We do not include “encompassing” directives in the count. E.g. “And keep My covenant” (Exodus 12:5), or “Concerning all that I have said to you, you shall beware…” (ibid. 22:30), or “And you shall be a holy people to Me” (ibid. 23:23).
We are not counting Psukim that don’t instruct us regarding a specific action, but regarding the imperative to observe all of the Torah’s commandments, are not included in the 613
The reason for a mitzvah is not counted on its own.
At times, the Torah tells us the reason for a command in language that could be understood as an independent precept—when in fact it is simply the rationale behind the words that precede it.
For example, “He shall not leave the Sanctuary, and he shall not desecrate the holy things of his G‑d” (Leviticus 21:12). Not desecrating the holy is not a commandment on its own, rather it is the reason why the Kohen may not leave the sanctuary. Or, “Her first husband, who had sent her away, may not take her again to be his wife…and you shall not bring sin to the land” (Deuteronomy 24:4). Here, too, “bringing sin to the land” is not an independent prohibition, but the reason why one may not remarry his divorced wife if she has remarried in the interim
A mitzvah that has both negative and positive components is counted as two—one Positive Commandment and one Negative Commandment.
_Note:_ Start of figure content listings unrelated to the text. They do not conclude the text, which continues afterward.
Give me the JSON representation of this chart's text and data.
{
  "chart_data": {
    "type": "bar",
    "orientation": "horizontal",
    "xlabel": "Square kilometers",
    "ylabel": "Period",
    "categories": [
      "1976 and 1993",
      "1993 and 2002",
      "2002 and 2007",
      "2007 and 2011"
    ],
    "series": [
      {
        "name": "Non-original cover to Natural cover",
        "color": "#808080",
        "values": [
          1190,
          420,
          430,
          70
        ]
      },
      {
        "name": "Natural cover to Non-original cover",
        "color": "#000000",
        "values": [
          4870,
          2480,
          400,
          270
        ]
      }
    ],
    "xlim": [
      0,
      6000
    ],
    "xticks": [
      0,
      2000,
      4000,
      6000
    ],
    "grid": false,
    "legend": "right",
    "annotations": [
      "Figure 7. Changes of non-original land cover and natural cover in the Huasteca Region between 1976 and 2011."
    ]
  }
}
E.g. we are commanded to rest on Shabbat and desist from work on the Shabbat. We are commanded to “afflict” ourselves on Yom Kippur and we are commanded not to eat on this holy day. Though a transgression of one is also a transgression of the other – if you eat on Yom Kippur you have not afflicted yourself; if you work on Shabbat you have not rested – nevertheless these are considered two independent mitzvot.
The different applications of a mitzvah are not individually counted.
E.g. one who inadvertently defiles the Temple or holy foods is required to bring a sin offering (Leviticus 5). If his financial situation allows, he is to bring a sheep or she-goat; otherwise he brings two birds; and if he is completely impoverished, he brings a flour offering. All this, however, is counted as one mitzvah—the mitzvah of bringing a sin offering when this particular offense is committed—although the execution of the mitzvah varies depending on the situation.
לא vs. לא
Do not count a negative statement amongst the prohibitions.
The Hebrew word “lo” can mean both “do not” and “shall not”; and only the “do not”s are counted as prohibitions. The only way to discern between the two is by studying the context of the word.
Examples: “She shall not go free as the slaves go free” (Exodus 21:7). This verse should not be construes as a prohibition, it is simply telling us that the circumstances that mandate the emancipation of a Canaanite slave do not apply to a Hebrew maidservant. Certainly, however, if the owner wishes to free her, he may do so.
Or, “So he shall not to be like Korach and his company” (Numbers 17:5). This is not a prohibition, rather a warning that anyone who dares contest the priesthood of Aaron’s descendents will meet the same fate as Korach and his cohorts.
Do not count the number of times a commandment is mentioned in the Torah, only the act which is prohibited or commanded.
Certain commandments are repeated in the Torah numerous times. For example, the commandment to rest on Shabbat is mentioned twelve times and the prohibition against consuming blood is repeated no less than seven times. Nevertheless, when counting the 613 mitzvot, we only count a prohibited or prescribed act once.
(The exception to this rule is those instances where the Sages have deduced that the repetition of a particular commandment is intended to prohibit or instruct us regarding a different act. In such a case, the [seemingly] repetitive verse is counted as a separate mitzvah—for it is in fact instructing us regarding something different than the first verse.)
It should be noted that though we count the prohibited acts, and not the amount of times mentioned, we only count prohibited acts individually specified in the Torah. At times, the Torah will issue a prohibition employing general terminology, for this prohibition includes multiple acts. For example, “You shall not eat over the blood” (Leviticus 19:26). This prohibition teaches us not to eat sacrificial flesh before the blood is sprinkled on the altar, not to eat from any animal before its soul (contained in its blood) has fully departed, that the members of a court may not eat on the day that they implement a capital verdict, and more. Though all these are biblically forbidden, none are counted as part of the 613—as none of them are mentioned specifically in the Torah.